It was the strong end of the day. The conference room was caught up in contemplating the conventional concerns of crafting a brand. Chairs, the illustrious, mostly quiet attendees of all discussions were waiting for a standard signal.

A weary click of the door knob that had preceded the entry of our design team. In the weeks that had passed, the members of the team had been on a motoring trip, a mental one.

Seeking road signs that pointed to the lessons they had learned by studying the works of design greats, Michael Bierut, Paula Scher, and others, and also the secret one-lane road to bring them back into their own work, a quest to create a symbol that stood for things that we cared about.

The logo.

The discussions – constructed with the recurring back and forth of ideas with founders and other teams, the dissection of biases, the luncheon of patterns, the resulting sketches and colors, and the geometric deliberations – had been rigorous enough to equip even the inanimate (whiteboard, chairs, walls) with the dos and don’ts of conducting a rebranding exercise.

This particular discussion had the air of conclusion, as most people in the team had agreed to go ahead with the 74th rendering of the logo.


For those who’re interested in the ancestry, here’s an assemblage of the fallen ones –

Little did the 74th know, about the sudden arrival of a heartless opponent.

Post the sweet semblance of agreement, when people began to leave the conference room, something happened. KPS, our CTO, gave away a random glance to a squarish window opened in our Design Lead, Praveen’s laptop.

An orange shape devoured KPS’ glance in a second. It was a version lying on Praveen’s virtual cutting room floor, a version that couldn’t make the list.

“Hey. That looks promising. If we add something at the center, won’t we have what we’ve been looking for all long? What do you think?” KPS wondered.

They looked at each other and nodded. Their nods shared a syntax of consensus and possibility. Within minutes, our logo was found. Say hello.

When Praveen shared this story with us, one could sense some happy discomfort in his words, as to why this had happened. Why did he abandon the product of hours and hours of work for something that came about in minutes?

The ensuing inquiry led me to a homeless, amazing mad hatter, former Professor of Medieval History, a fictional character named Parry.

There’s three things in this world that you need: Respect for all kinds of life, a nice bowel movement on a regular basis, and a navy blazer.

Only one man could be entrusted with committing such a character to the screen. Robin Williams, of course.

Robin’s performance was a perfect display of the inner mindmeld that takes place as one attempts to stick with the script, at the same time scout moments that require improvisation.

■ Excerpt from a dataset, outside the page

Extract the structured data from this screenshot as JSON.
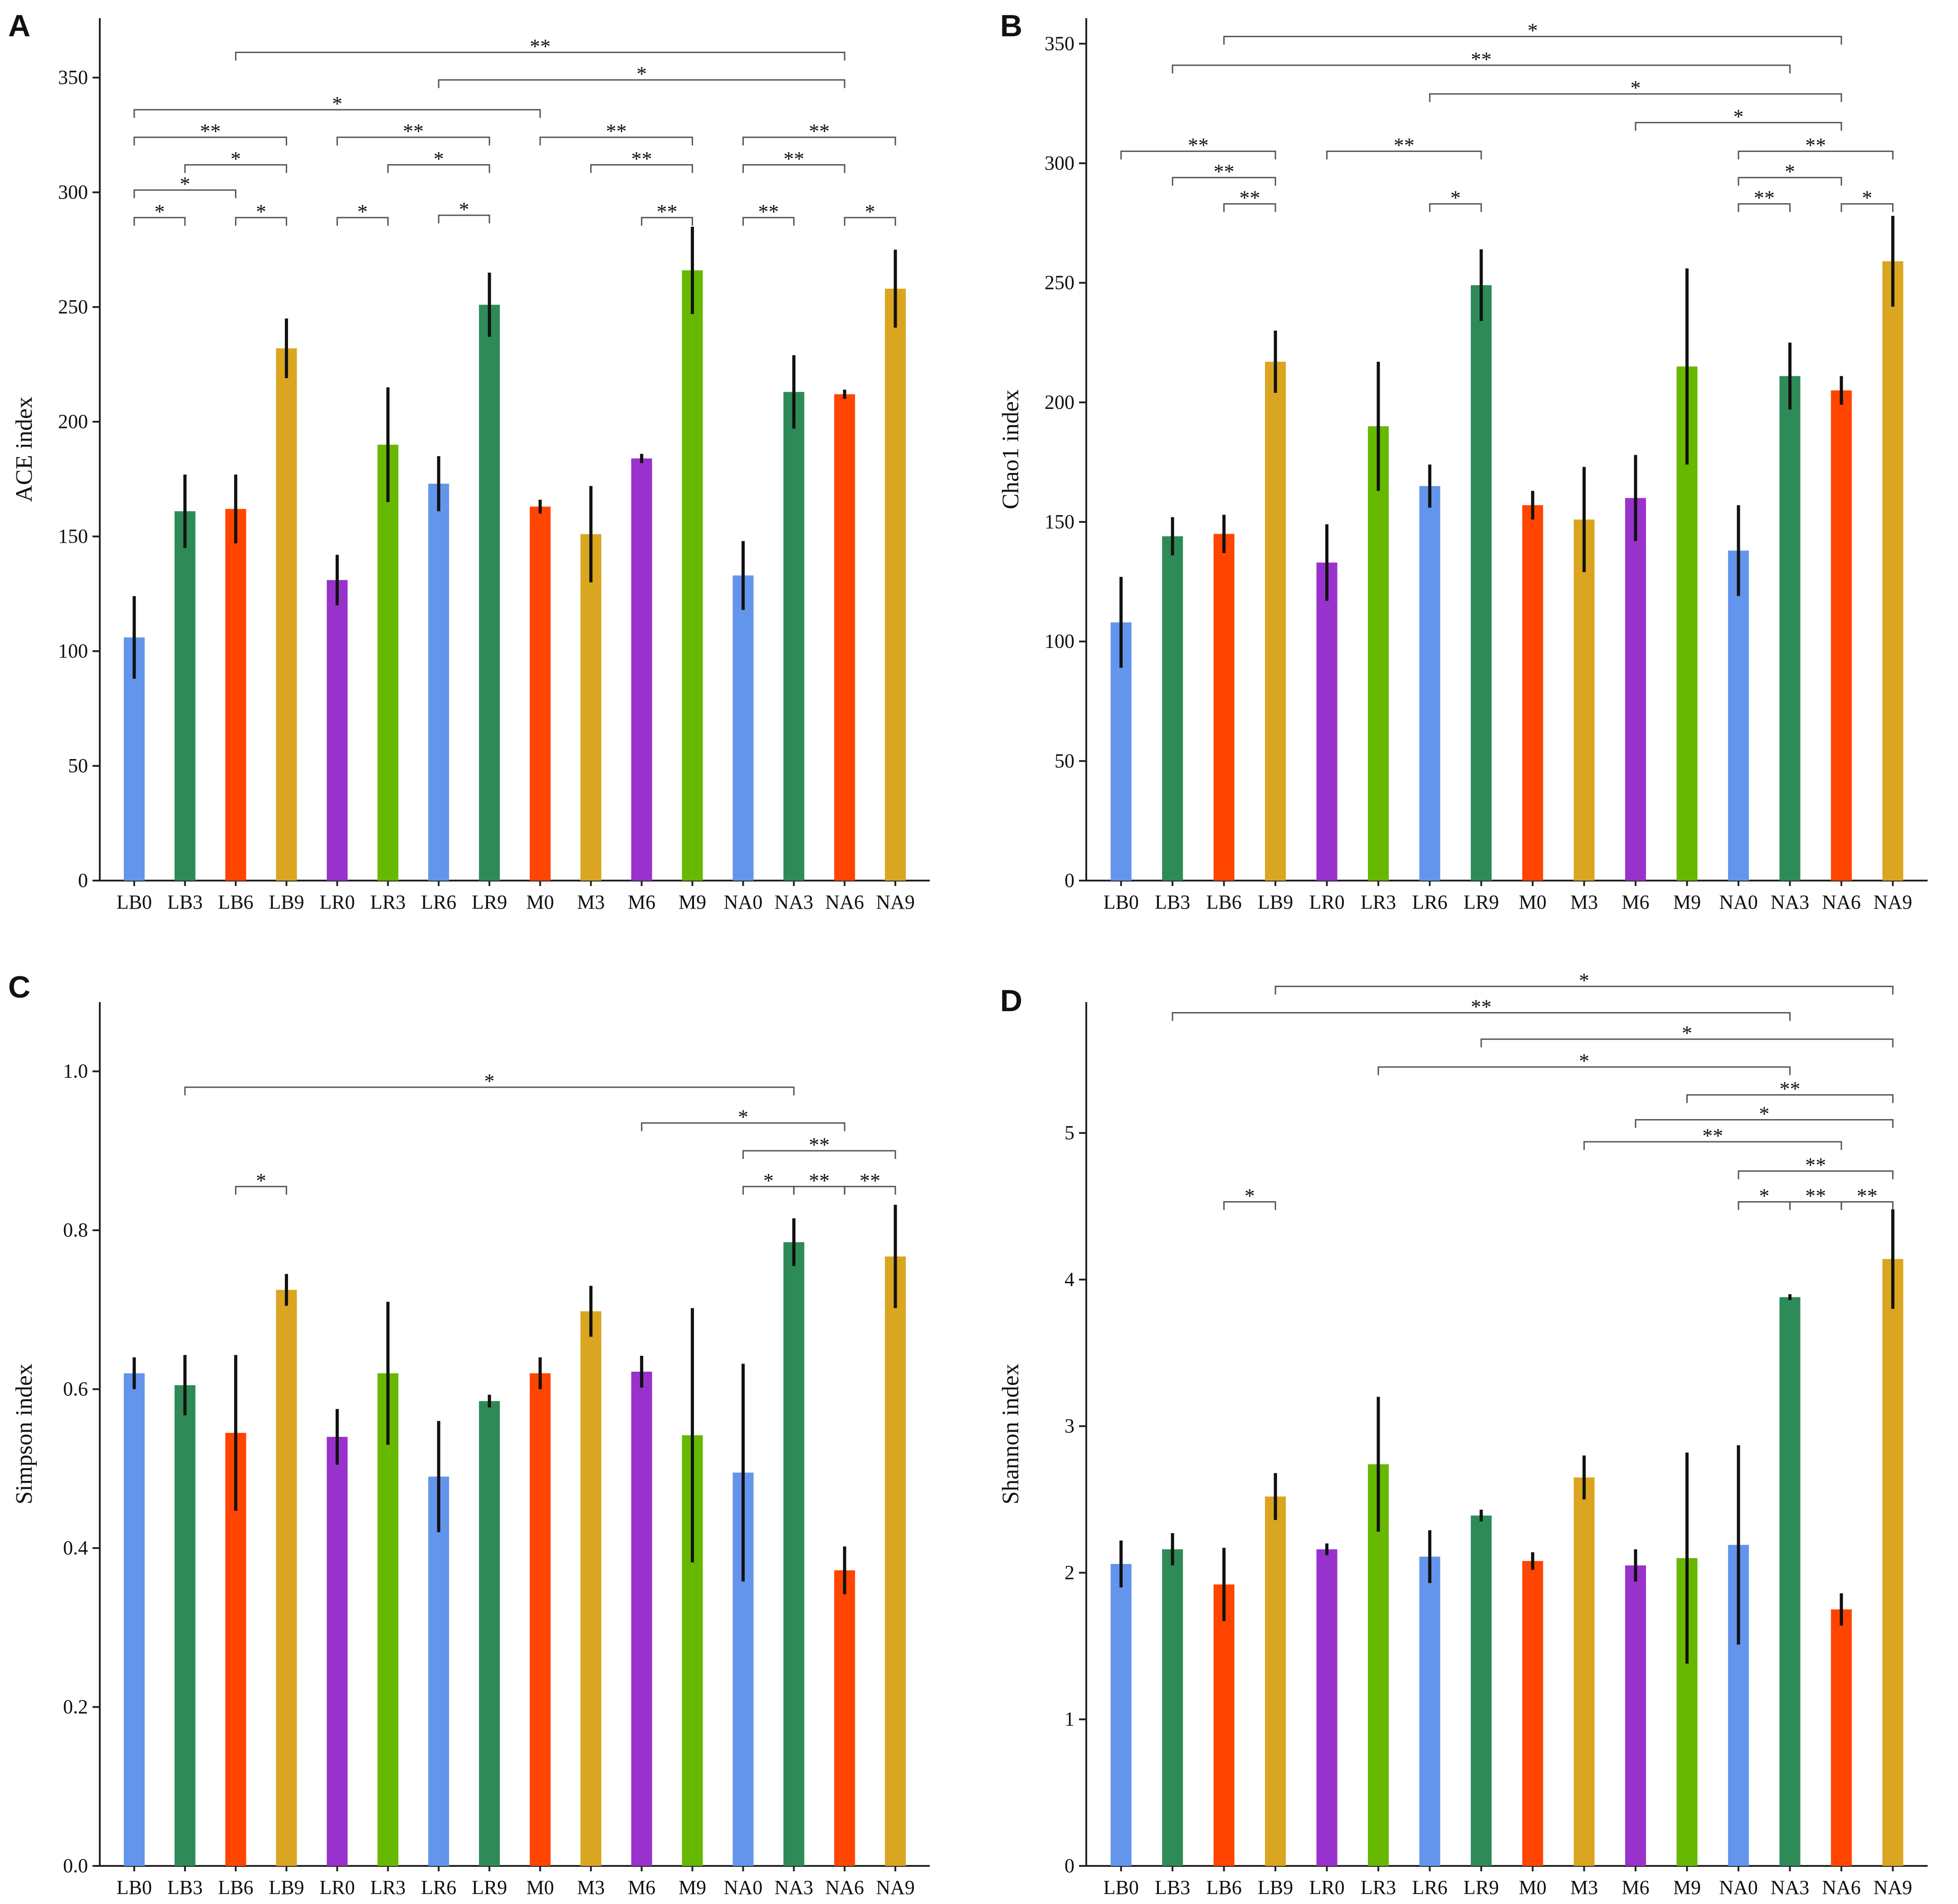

Knowing that the universe can snatch a line from you after 8 hours of rehearsing, and then, sneak in another one that had nothing to do with the original, can be terrifying.

This dynamic also led Robin to an enduring lesson on the sets of the Fisher King, from fellow actor, Jeff Bridges. An essential lesson for those who make things –

He said, when there’s a mistake, go with it, because it’s a Buddhist gift, especially on film because film is all about creating moments for that moment. Literally. There are great moments when people have rehearsed and gone over and gone over and gone over again. But literally, when the stuff really hits you, it’s usually something that happened. It happened then. And that’s what a film is about, capturing ‘a’ moment.
Robin Williams

Our logo was a tiny Buddhist gift.

Discoveries of celestial might, like Penicillin, were Buddhist gifts.

Four words in a speech that changed a nation, and the world, were Buddhist gifts.

The phrase, “I have a dream,” didn’t make it to the original draft of Martin Luther King’s speech, it lingered in the notes provided by someone in his group. His eyes picked it up at the stage, and thus began a historic riff.

The business of riffing doesn’t get much credit for producing certain stairways to certain heavens, and even more so for producing accurate escape routes.
Escape from what?

Well, somewhere between our desire to go deep into our work, and our fear of getting nothing wrong, we slip into a mental cage. Precisely the kind of cage that discoveries have come to abhor.

Many of the most interesting and profound discoveries in science occur when the thinker is not concentrating directly on the problem but is about to drift off to sleep, or get on a bus, or hears a joke – moments of unstrained attention, when something unexpected enters the mental sphere and triggers a new and fertile connection.
Robert Greene

It seems as if all creative breakthroughs bear birthmarks that say “Work, work, work. Walk. Look out the window. Get astonished. Get back to work.”

If you find yourself answering the hum of thoughts that seem strange, pay attention, you might be onto something, a gremlin’s belly, or a Buddhist gift.